The imperative to provide mental health services of very high quality and satisfaction has driven increases in the budget and student fees. As a community, we must recognize that there are limits to how much of the University budget can go towards health care and how much burden can be borne by students and their families. When should the need to take very good care of the very mentally ill drive out the capacity to take very good care of those who are less ill but still need therapy or short-term medication support? What part of the mental health budget should be devoted to attending to important concerns of many students, such as stress reduction and management of routine adjustments to college life? How long and under what treatment circumstances should students with serious exacerbations of mental illness be held in an academic environment before determining that their health and safety would be better served in another setting where they can focus on getting sustained professional help?
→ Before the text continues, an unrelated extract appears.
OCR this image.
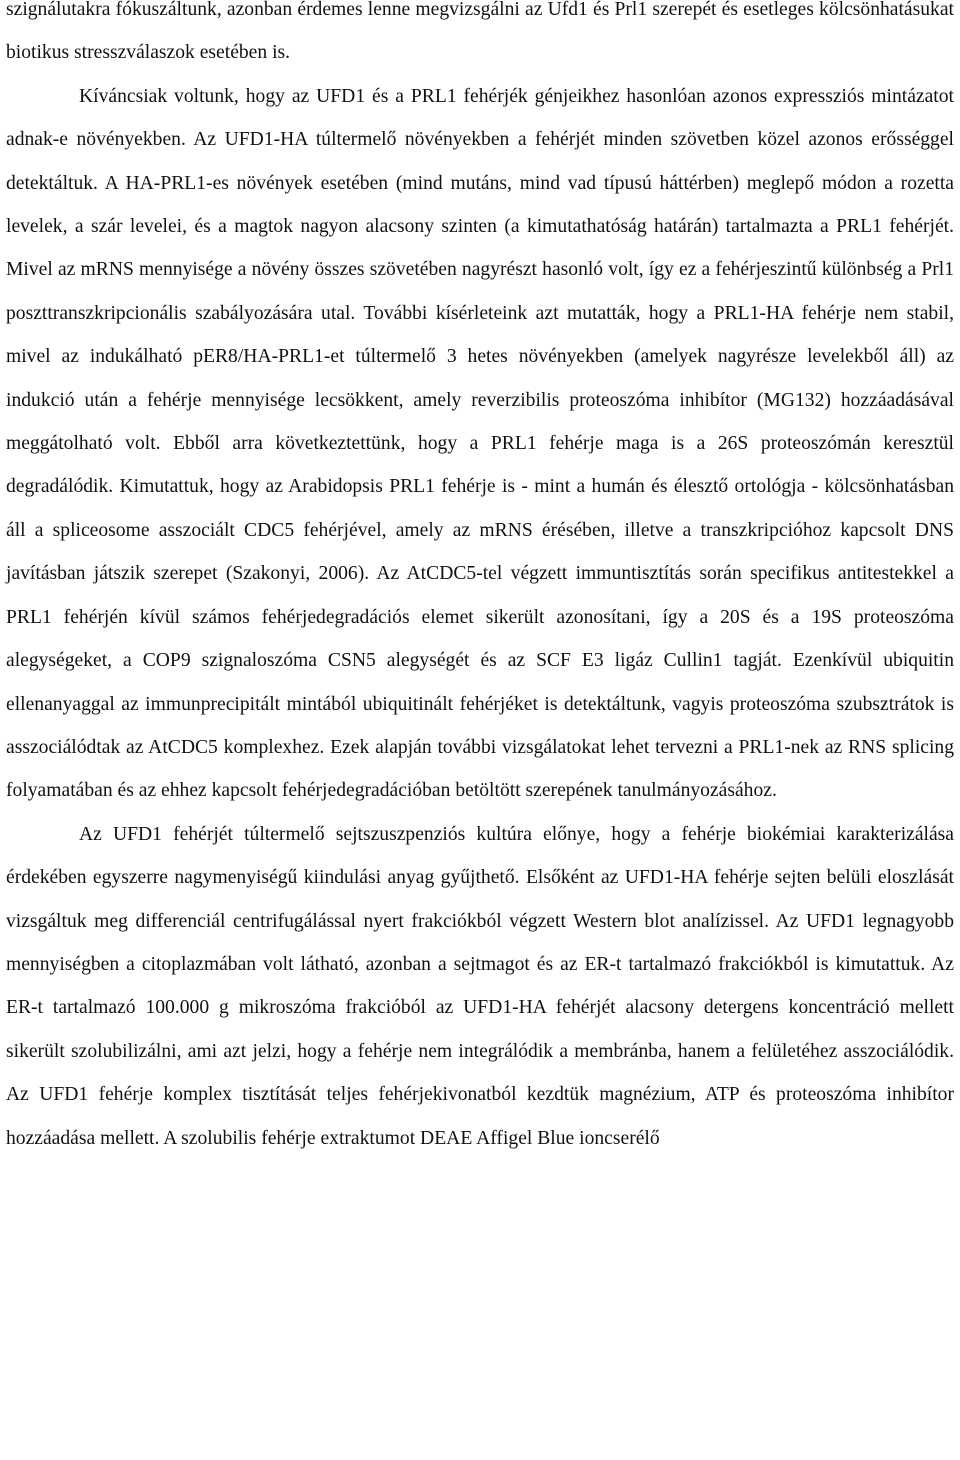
szignálutakra fókuszáltunk, azonban érdemes lenne megvizsgálni az Ufd1 és Prl1 szerepét és esetleges kölcsönhatásukat biotikus stresszválaszok esetében is.

Kíváncsiak voltunk, hogy az UFD1 és a PRL1 fehérjék génjeikhez hasonlóan azonos expressziós mintázatot adnak-e növényekben. Az UFD1-HA túltermelő növényekben a fehérjét minden szövetben közel azonos erősséggel detektáltuk. A HA-PRL1-es növények esetében (mind mutáns, mind vad típusú háttérben) meglepő módon a rozetta levelek, a szár levelei, és a magtok nagyon alacsony szinten (a kimutathatóság határán) tartalmazta a PRL1 fehérjét. Mivel az mRNS mennyisége a növény összes szövetében nagyrészt hasonló volt, így ez a fehérjeszintű különbség a Prl1 poszttranszkripcionális szabályozására utal. További kísérleteink azt mutatták, hogy a PRL1-HA fehérje nem stabil, mivel az indukálható pER8/HA-PRL1-et túltermelő 3 hetes növényekben (amelyek nagyrésze levelekből áll) az indukció után a fehérje mennyisége lecsökkent, amely reverzibilis proteoszóma inhibítor (MG132) hozzáadásával meggátolható volt. Ebből arra következtettünk, hogy a PRL1 fehérje maga is a 26S proteoszómán keresztül degradálódik. Kimutattuk, hogy az Arabidopsis PRL1 fehérje is - mint a humán és élesztő ortológja - kölcsönhatásban áll a spliceosome asszociált CDC5 fehérjével, amely az mRNS érésében, illetve a transzkripcióhoz kapcsolt DNS javításban játszik szerepet (Szakonyi, 2006). Az AtCDC5-tel végzett immuntisztítás során specifikus antitestekkel a PRL1 fehérjén kívül számos fehérjedegradációs elemet sikerült azonosítani, így a 20S és a 19S proteoszóma alegységeket, a COP9 szignaloszóma CSN5 alegységét és az SCF E3 ligáz Cullin1 tagját. Ezenkívül ubiquitin ellenanyaggal az immunprecipitált mintából ubiquitinált fehérjéket is detektáltunk, vagyis proteoszóma szubsztrátok is asszociálódtak az AtCDC5 komplexhez. Ezek alapján további vizsgálatokat lehet tervezni a PRL1-nek az RNS splicing folyamatában és az ehhez kapcsolt fehérjedegradációban betöltött szerepének tanulmányozásához.

Az UFD1 fehérjét túltermelő sejtszuszpenziós kultúra előnye, hogy a fehérje biokémiai karakterizálása érdekében egyszerre nagymenyiségű kiindulási anyag gyűjthető. Elsőként az UFD1-HA fehérje sejten belüli eloszlását vizsgáltuk meg differenciál centrifugálással nyert frakciókból végzett Western blot analízissel. Az UFD1 legnagyobb mennyiségben a citoplazmában volt látható, azonban a sejtmagot és az ER-t tartalmazó frakciókból is kimutattuk. Az ER-t tartalmazó 100.000 g mikroszóma frakcióból az UFD1-HA fehérjét alacsony detergens koncentráció mellett sikerült szolubilizálni, ami azt jelzi, hogy a fehérje nem integrálódik a membránba, hanem a felületéhez asszociálódik. Az UFD1 fehérje komplex tisztítását teljes fehérjekivonatból kezdtük magnézium, ATP és proteoszóma inhibítor hozzáadása mellett. A szolubilis fehérje extraktumot DEAE Affigel Blue ioncserélő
There is nothing wrong with facing these questions very clearly and bluntly. In fact, it would be irresponsible not to do so. We have more students in our midst with mental illness and we are working very hard to improve the care they need, incurring significant cost increases as a result. The real reason we are all uncomfortable with these questions is that there are no immediate good options. These questions would be much easier to address if our general health system were well fashioned to take care of mental illness, if everyone had health insurance and if everyone had a supportive home to return to.
The USHCB intends to work with the provost, the leaders of UHS and the Bureau and students, faculty and staff in helping to address these outstanding issues. We have made considerable progress, thanks to the enormous hard work of many people. It is important that we approach what remains to be done as a collective community venture, where what is at stake is our health, our values and our sense of common well-being. Very good people, of vast integrity and commitment, are trying to make sense of these problems and fix them as rapidly as possible. Harvard’s mental health system is vigorous, ample, resilient, responsive and without question among the best in the country. Is there room to make it better? Yes, and together we can be sure that the improvements happen on our watch, in short order.
Jennifer Leaning is a professor of international health at the Harvard School of Public Health. She is the chair of the University Student Health Coordinating Board.